On the one hand, the paper concluded that there are, at least in New York, many urban areas that have large numbers of buildings that could be used for NAS. And many of the owners and managers of these buildings were willing to work with officials in a potential emergency. On the other hand, the study identified some issues that needed to be addressed first. First, some of the building managers were a bit concerned about their potential legal liability, and they wanted reassurance that their HVAC would only be used for NAS in emergencies. Second, buildings with multiple tenants could pose a problem. Some tenants might not agree to the use of their HVAC. Building managers had restricted physical access to such areas. However, this problem is not insurmountable, as there are many other HVACs that could be used in their stead.
Prevailing winds, air pressures, and other environmental factors could spread biological agents over a wide area. Therefore, wide-reaching biosurveillance is an important tool when responding to the effects of a release. Governments would need to consider using all available resources to achieve this range. Mobilizing both the public and the private sector could fulfil this need. HVAC systems represent a strong opportunity to use private sector resources to deal with a problem more effectively than BioWatch. Commercial HVAC are more widely dispersed and capture larger air samples than the EPA’s air monitors. And, based on the pilot programme conducted in New York, building managers are willing to work with officials. Repurposing existing commercial HVAC does not rely on new technology to detect biothreats. Moreover, it encourages individuals from the private sector who might not otherwise be involved in the detection process to help out, making biosurveillance a joint private-public sector effort.
HVAC: a small part in the BWC implementation puzzle?
While it may sound far fetched, NAS through HVAC could fulfil a country’s obligations under the 1972 Biological Weapons Convention.
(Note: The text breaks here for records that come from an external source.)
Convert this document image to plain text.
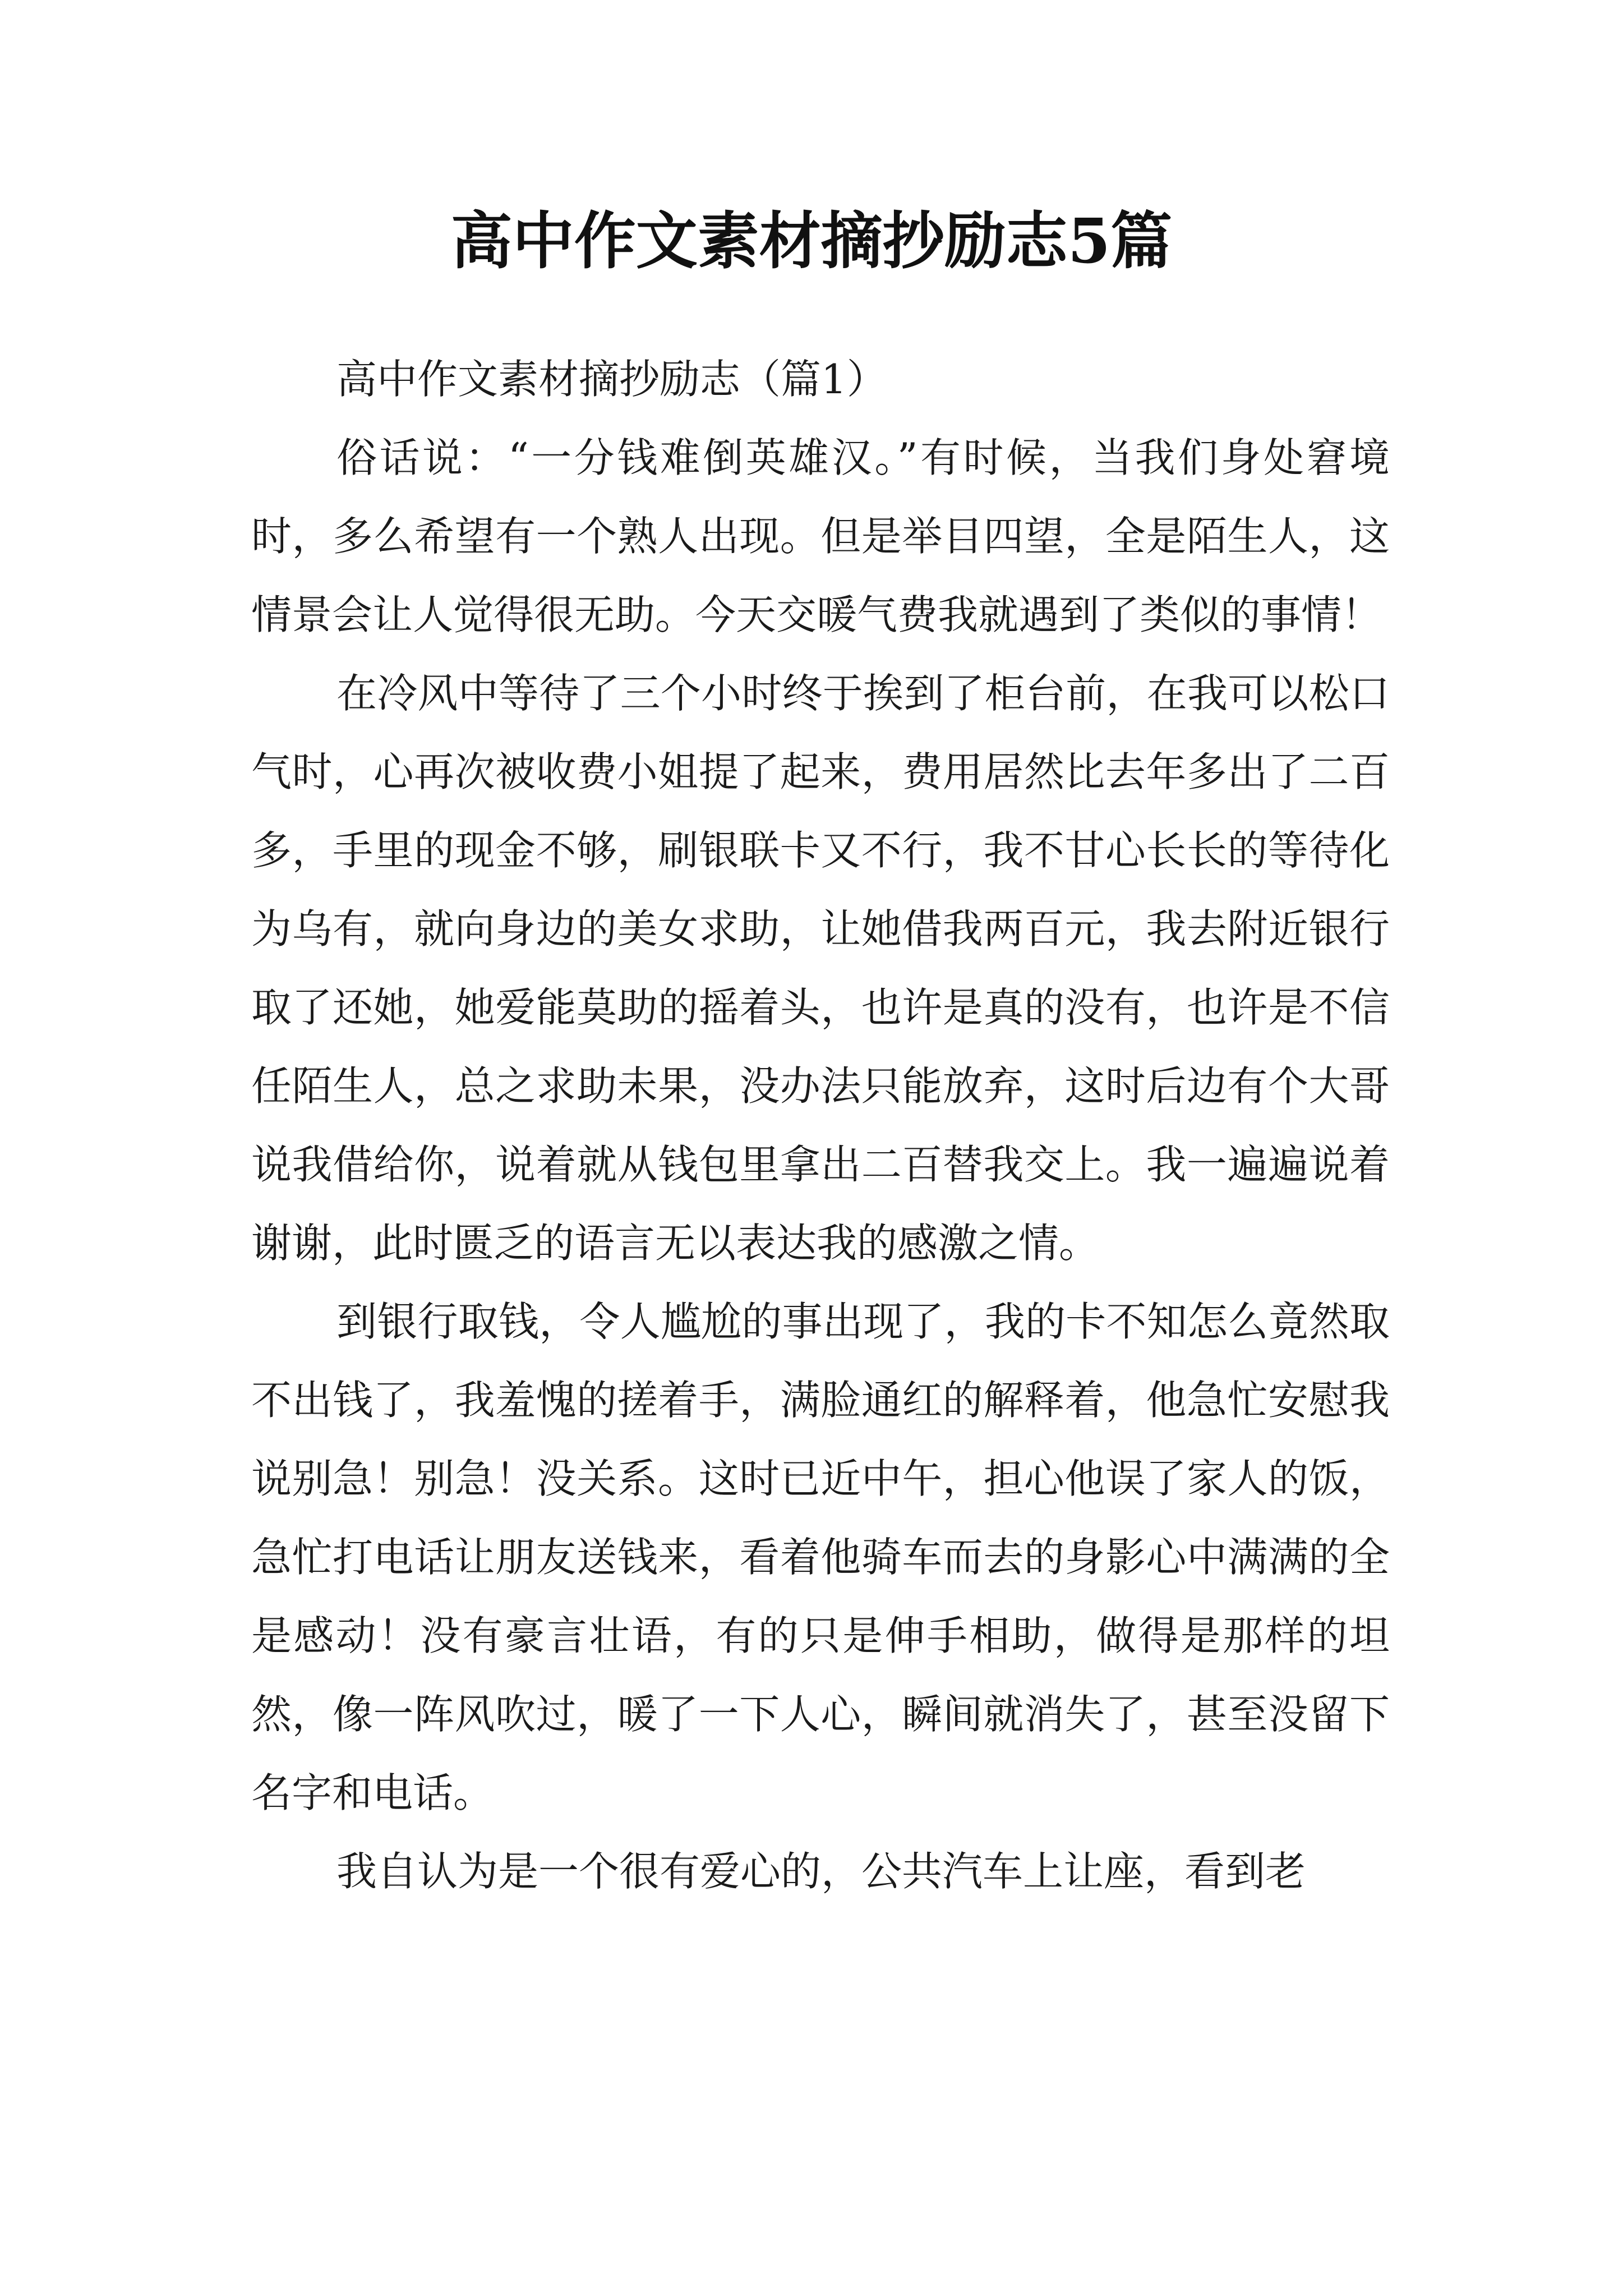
高中作文素材摘抄励志5篇

高中作文素材摘抄励志（篇1）

俗话说：“一分钱难倒英雄汉。”有时候，当我们身处窘境时，多么希望有一个熟人出现。但是举目四望，全是陌生人，这情景会让人觉得很无助。今天交暖气费我就遇到了类似的事情！

在冷风中等待了三个小时终于挨到了柜台前，在我可以松口气时，心再次被收费小姐提了起来，费用居然比去年多出了二百多，手里的现金不够，刷银联卡又不行，我不甘心长长的等待化为乌有，就向身边的美女求助，让她借我两百元，我去附近银行取了还她，她爱能莫助的摇着头，也许是真的没有，也许是不信任陌生人，总之求助未果，没办法只能放弃，这时后边有个大哥说我借给你，说着就从钱包里拿出二百替我交上。我一遍遍说着谢谢，此时匮乏的语言无以表达我的感激之情。

到银行取钱，令人尴尬的事出现了，我的卡不知怎么竟然取不出钱了，我羞愧的搓着手，满脸通红的解释着，他急忙安慰我说别急！别急！没关系。这时已近中午，担心他误了家人的饭，急忙打电话让朋友送钱来，看着他骑车而去的身影心中满满的全是感动！没有豪言壮语，有的只是伸手相助，做得是那样的坦然，像一阵风吹过，暖了一下人心，瞬间就消失了，甚至没留下名字和电话。

我自认为是一个很有爱心的，公共汽车上让座，看到老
According to Article IV, states must take any necessary measures to prohibit and prevent the development, production, stockpiling, acquisition or retention of biological weapons. While this is vague, the Additional Understandings and Agreements reached on this article by the sixth Review Conference, held in 2006, called on States Parties to increase the effectiveness of their surveillance and detection methods at the national level. The fourth Review Conference, held in 1996, had also recognized the need to exclude the use of bioweapons in terrorist or criminal activity. Using commercial HVAC could help State Parties achieve both of these measures, with little new investment.